Empresária é presa por comercializar vídeos de tortura animal no Discord
Polícia investiga esquema de venda de conteúdo de violência extrema para o exterior; suspeita responderá em liberdade após dificuldades técnicas no flagrante.

Uma empresária foi detida em São Paulo acusada de torturar animais para comercializar vídeos em plataformas digitais para o mercado europeu. O caso levanta discussões sobre a segurança no Discord e os desafios da perícia digital em crimes de violência extrema.

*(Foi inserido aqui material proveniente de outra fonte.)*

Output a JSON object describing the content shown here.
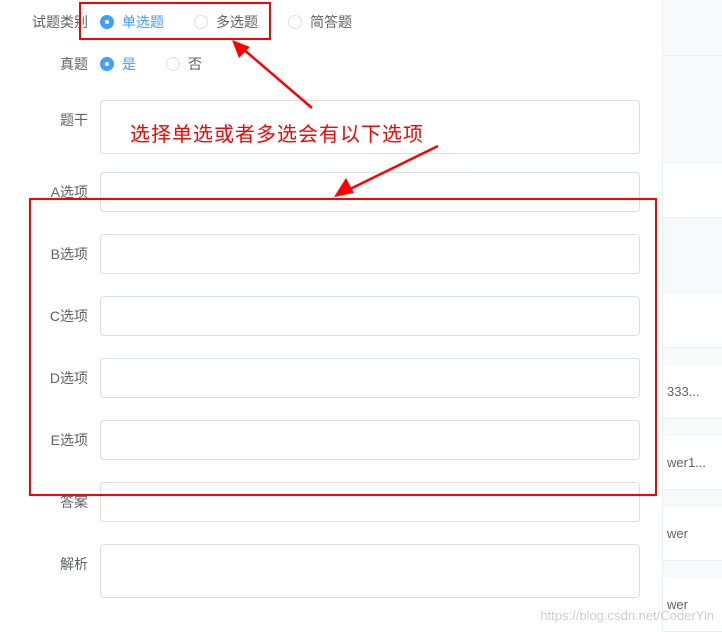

A Polícia Civil do Estado de São Paulo efetuou, na última quinta-feira (28), a prisão de uma empresária sob a acusação de praticar atos extremos de crueldade contra animais. Segundo as investigações conduzidas pelas autoridades paulistas, Daiana Schuinsekel de Almeida é suspeita de torturar e matar animais, utilizando as próprias mãos e pés para esmagá-los, com o objetivo de gravar o material e comercializá-lo ilegalmente na plataforma digital Discord. O caso chocou a opinião pública pela brutalidade relatada e pela finalidade comercial da violência, que teria como destino compradores localizados em países da Europa, evidenciando uma rede internacional de consumo de conteúdos sádicos.

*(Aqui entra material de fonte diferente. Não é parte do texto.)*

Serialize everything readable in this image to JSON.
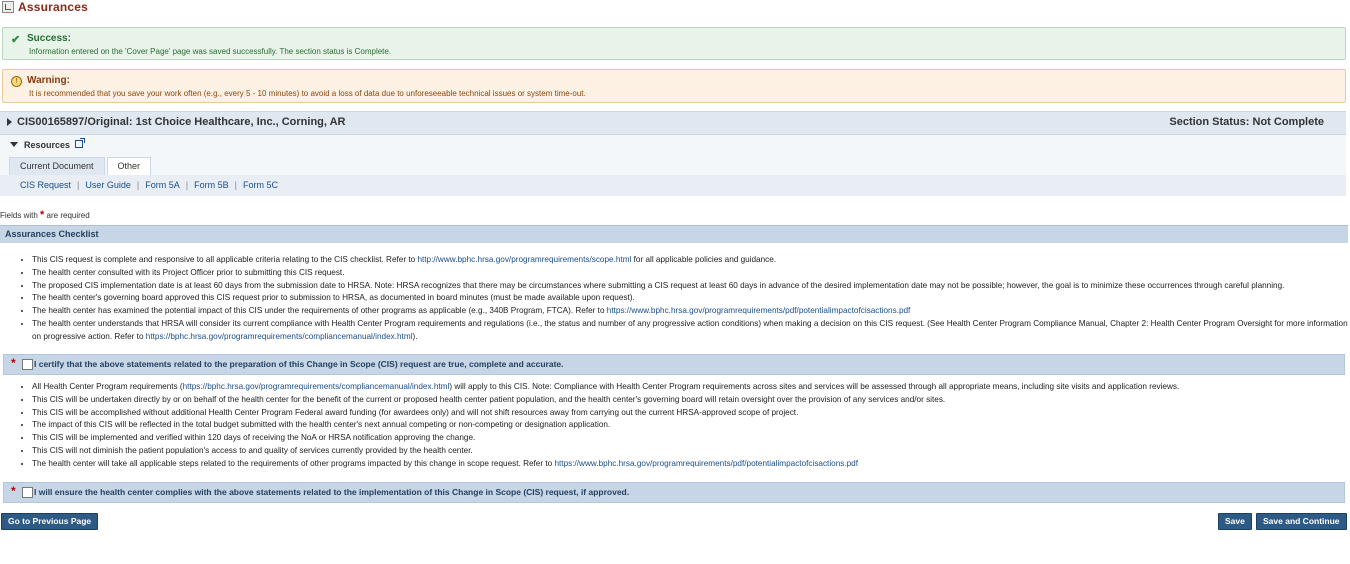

Apesar da gravidade das denúncias e do teor das investigações, a suspeita foi colocada em liberdade já na sexta-feira (29). A soltura ocorreu devido a entraves técnicos no momento da detenção: os investigadores não conseguiram acessar o conteúdo dos aparelhos celulares de Daiana no ato da abordagem. Sem a visualização imediata das provas digitais que pudessem configurar o estado de flagrância inequívoco, a justiça determinou que ela responda ao processo em liberdade. Atualmente, a empresária é indiciada pelos crimes de maus-tratos a animais e prática de atos obscenos, enquanto a perícia trabalha para quebrar o sigilo dos dispositivos apreendidos e consolidar o inquérito policial.
O caso traz novamente ao centro do debate público a plataforma Discord, onde os crimes supostamente eram articulados e os vídeos vendidos. Fundada em 2015 por Jason Citron e Stanislav Vishnevskiy, a ferramenta foi concebida inicialmente como um espaço de comunicação para o público gamer, permitindo conversas por voz, vídeo e texto em tempo real durante partidas de jogos eletrônicos. No entanto, sua estrutura de servidores privados e moderação descentralizada acabou sendo cooptada por grupos que buscam anonimato para atividades ilícitas. Especialistas em segurança digital apontam que a facilidade em criar comunidades fechadas, onde apenas convidados têm acesso, dificulta a fiscalização pelas autoridades e até pela própria empresa detentora da tecnologia.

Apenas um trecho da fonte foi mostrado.